Former rough sleeper concerned at Council’s ‘sleeping pods’ plan

What the Sleeping Pods that could come to Bedford might look like. Image: Housing Committee via LDRS
What the Sleeping Pods that could come to Bedford might look like. Image: Housing Committee via LDRS

A former rough sleeper has told Bedford Borough Council she is concerned over plans for sleeping pods for rough sleepers at Wednesday’s Housing Committee Meeting earlier this week (15 November).

The Council is looking at providing pods for rough sleepers after a suggestion by a charity partner, But in a letter read out at the meeting, Shannon Johnstone, a former rough sleeper said she was “not convinced of the wisdom” of the idea.

Read: Council investigates ‘sleeping pods’ for rough sleepers

“Co-production where services are designed and delivered by an equal partnership between service providers, and current and former service users, has been seen to be an incredibly effective way to engage with individuals who may otherwise be reluctant to do so,” she said.

“If the council does not actively seek input from the individuals who have slept rough I believe it is likely that many will continue to do so and any subsequent claim that they choose to sleep rough will betray a lack of understanding of their situation.
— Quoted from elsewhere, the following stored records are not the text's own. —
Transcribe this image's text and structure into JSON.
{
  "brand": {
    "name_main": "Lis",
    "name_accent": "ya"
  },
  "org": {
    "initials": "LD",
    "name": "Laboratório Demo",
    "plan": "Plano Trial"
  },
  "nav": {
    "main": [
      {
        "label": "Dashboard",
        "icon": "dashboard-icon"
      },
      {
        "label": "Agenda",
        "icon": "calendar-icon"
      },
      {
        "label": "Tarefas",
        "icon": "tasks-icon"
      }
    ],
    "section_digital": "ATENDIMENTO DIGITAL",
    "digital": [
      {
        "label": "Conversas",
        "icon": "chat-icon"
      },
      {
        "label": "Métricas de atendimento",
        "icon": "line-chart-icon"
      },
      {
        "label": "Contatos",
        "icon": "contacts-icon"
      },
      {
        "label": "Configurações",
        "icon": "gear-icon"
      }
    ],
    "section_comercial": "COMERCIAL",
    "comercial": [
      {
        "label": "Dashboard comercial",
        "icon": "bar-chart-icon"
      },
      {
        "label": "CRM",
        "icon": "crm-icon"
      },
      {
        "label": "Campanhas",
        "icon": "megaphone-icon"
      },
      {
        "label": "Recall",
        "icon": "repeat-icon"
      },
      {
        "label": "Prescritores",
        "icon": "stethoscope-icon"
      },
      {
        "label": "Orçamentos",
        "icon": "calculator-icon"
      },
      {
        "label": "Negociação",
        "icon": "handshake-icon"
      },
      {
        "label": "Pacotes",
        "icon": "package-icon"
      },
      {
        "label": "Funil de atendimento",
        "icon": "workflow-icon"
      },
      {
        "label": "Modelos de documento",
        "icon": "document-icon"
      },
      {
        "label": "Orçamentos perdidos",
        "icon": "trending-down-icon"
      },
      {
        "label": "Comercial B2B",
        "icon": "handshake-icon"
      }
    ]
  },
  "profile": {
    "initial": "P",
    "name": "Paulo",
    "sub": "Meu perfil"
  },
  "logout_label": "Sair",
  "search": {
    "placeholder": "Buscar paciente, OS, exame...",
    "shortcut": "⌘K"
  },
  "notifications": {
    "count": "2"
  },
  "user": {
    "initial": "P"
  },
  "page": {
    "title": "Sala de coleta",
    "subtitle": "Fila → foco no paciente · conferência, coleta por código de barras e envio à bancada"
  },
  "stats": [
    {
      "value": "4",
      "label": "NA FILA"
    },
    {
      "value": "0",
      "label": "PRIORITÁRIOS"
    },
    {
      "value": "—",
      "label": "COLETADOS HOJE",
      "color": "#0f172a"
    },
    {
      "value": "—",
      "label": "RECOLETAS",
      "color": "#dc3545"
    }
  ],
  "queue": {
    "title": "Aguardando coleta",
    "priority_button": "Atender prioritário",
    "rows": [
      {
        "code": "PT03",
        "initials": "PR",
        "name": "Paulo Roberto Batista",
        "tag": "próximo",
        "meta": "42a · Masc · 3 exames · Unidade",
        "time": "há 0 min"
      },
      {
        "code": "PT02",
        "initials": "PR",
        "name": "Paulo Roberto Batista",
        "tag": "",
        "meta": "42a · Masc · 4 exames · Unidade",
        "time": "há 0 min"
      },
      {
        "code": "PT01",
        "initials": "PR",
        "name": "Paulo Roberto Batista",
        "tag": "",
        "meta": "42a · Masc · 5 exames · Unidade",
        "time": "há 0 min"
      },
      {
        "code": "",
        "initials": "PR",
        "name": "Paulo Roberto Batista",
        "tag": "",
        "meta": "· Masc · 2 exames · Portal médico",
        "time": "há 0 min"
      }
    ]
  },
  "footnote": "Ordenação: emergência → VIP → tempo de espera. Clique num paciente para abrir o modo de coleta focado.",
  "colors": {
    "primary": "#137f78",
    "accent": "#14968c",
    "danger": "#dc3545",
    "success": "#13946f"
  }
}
“Will the council consider embarking on a journey to co-produce its homelessness service with those who have been homeless starting with the sleeping pods proposal?”

Committee chair, and portfolio holder for community safety, regulatory services and housing, cllr Phillippa Martin-Moran-Bryant (Conservative, Great Barford) said the sleeping pod idea is at a “very early stage”.

“I think it’s important to note that one of the reasons that we’re exploring it is because one of our charity partners came to us with this suggestion,” she said.

“And we thought it’s a good opportunity to look at how our service could be provided in a different way and how this might match people’s circumstances.

“So [we have] a suite of different options available to people, because one size doesn’t fit all and we recognise that.

“Feedback is really important from service users, from partners, from those in the sector and we are currently developing the homelessness and rough sleeper strategy.

“As part of that [the council] is looking very carefully at how partners, and services users in particular, can be involved in the consultation and can be involved in service design.

“We’re not in a full co-production space at the moment, that is very clear, but I do think that having that meaningful consultation is a step in the right direction,” she said.